In my summary above, I listed seven different instances of death that Naipaul writes about in his essay on grief.  But there’s an eighth death, too:  Naipaul’s own.  He died in August 2018, more than a year before the New Yorker published this article.  This adds a whole new layer to reading and responding to the essay.  It’s as if Naipaul is viewing me, the reader of his essay, from his perch in the afterlife, noting what I underlined in my hard copy of the article, what I wrote in the margins, even how I read and reread it while lying down on my bed.  Every time I finished rereading the essay, I typically placed the article and my reading glasses on the nightstand next to my bed and took a nap (where, presumably, I worked on my understanding of Naipaul’s words).

And there’s another layer of meaning for me:  my husband and I have two house cats, sisters from the same litter, who are about 14 years old.  They are showing their age now, and we’ve had about a half-dozen trips to the vet since last summer, as the cats battle their internal decline, with things going wrong with their thyroid, their digestive system, and more.

We’re very fond of our cats and treat them as members of our family.  One of them, Toro, has a vast vocabulary, and she often joins my husband and me in conversation, even after we feed her.  Her sister, Tako, is calm and quiet, although she craves being petted by us.

So all-in-all, reading Naipaul’s essay pulls on me in several ways. 

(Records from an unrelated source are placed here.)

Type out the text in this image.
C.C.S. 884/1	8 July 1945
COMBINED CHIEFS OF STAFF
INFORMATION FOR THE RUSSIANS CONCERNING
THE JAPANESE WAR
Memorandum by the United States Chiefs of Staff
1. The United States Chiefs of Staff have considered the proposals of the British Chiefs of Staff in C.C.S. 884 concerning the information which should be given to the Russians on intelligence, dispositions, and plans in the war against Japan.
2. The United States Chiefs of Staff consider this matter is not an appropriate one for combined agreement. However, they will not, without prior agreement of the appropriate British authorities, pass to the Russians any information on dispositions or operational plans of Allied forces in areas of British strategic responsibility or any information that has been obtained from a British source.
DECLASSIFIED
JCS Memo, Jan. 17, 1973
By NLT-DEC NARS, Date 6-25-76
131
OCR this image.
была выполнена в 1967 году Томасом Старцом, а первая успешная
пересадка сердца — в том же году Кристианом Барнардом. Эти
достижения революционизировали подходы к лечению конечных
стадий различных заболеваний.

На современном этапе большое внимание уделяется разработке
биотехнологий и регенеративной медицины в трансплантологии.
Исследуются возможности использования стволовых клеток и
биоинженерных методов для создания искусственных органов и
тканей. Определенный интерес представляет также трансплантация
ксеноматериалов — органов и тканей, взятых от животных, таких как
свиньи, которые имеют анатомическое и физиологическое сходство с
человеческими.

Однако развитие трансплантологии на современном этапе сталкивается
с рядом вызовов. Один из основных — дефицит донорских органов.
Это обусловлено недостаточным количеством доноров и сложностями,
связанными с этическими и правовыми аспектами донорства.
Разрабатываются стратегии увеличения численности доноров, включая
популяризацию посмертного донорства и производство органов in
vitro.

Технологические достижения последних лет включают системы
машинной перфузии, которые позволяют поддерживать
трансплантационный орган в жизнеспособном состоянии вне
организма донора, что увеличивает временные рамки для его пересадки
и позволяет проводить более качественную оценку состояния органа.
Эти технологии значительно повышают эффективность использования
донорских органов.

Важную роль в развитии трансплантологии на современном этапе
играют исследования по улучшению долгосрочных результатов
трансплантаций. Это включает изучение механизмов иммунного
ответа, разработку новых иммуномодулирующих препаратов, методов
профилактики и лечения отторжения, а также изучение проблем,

3. What does the story/article make you think about from your own life?

Augustus, Naipaul’s cat, stops eating in the final days of its life.  My father did the same.  He had been living in an assisted care facility for many years after my mom died. Eventually, he was moved to the building’s basement, which was for people with dementia.  After many months of this, he threw in the towel when he fell out of bed and hit his head.  From that point on, he refused to eat or drink, and for the rest of the family, it was just a matter of waiting for him to pass away.


4. Copy a sentence from the story/article that you find especially interesting or unusual.  Use quotation marks and write the page number:

This paragraph comes from page 19-20 of the print edition; it describes what Naipaul did the week following his brother’s death, while waiting for the cremation:

“That week of waiting for the cremation I spent reading the first of Shiva’s books. I did so in a state of exaltation. It is perhaps how all writers should be read, if we are to seize their essence and understand what the writing meant to them. There was, unexpectedly, a description of our father’s funeral, thirty-two years before; it was shot through with emotion, and taught me in some ways how to deal with Shiva’s own occasion.”


5. What makes this sentence interesting for you?  

It makes me think Naipaul wants us to read a writer’s work after the writer has recently died, to get the full flavor of the writer’s personal essence.


6.  What questions does the story/article raise in you?  What questions are you left with?

What was going on at the New Yorker that made them publish this essay now, over a year after Naipaul’s death?

I read a lot of Naipaul’s novels when I was younger.  I especially read his most famous book, In a Free State, many times.  If I were to go back and reread it (it’s right here on my bookshelf), in what state of mind would I interpret the words, the story, the characters, the author’s point of view?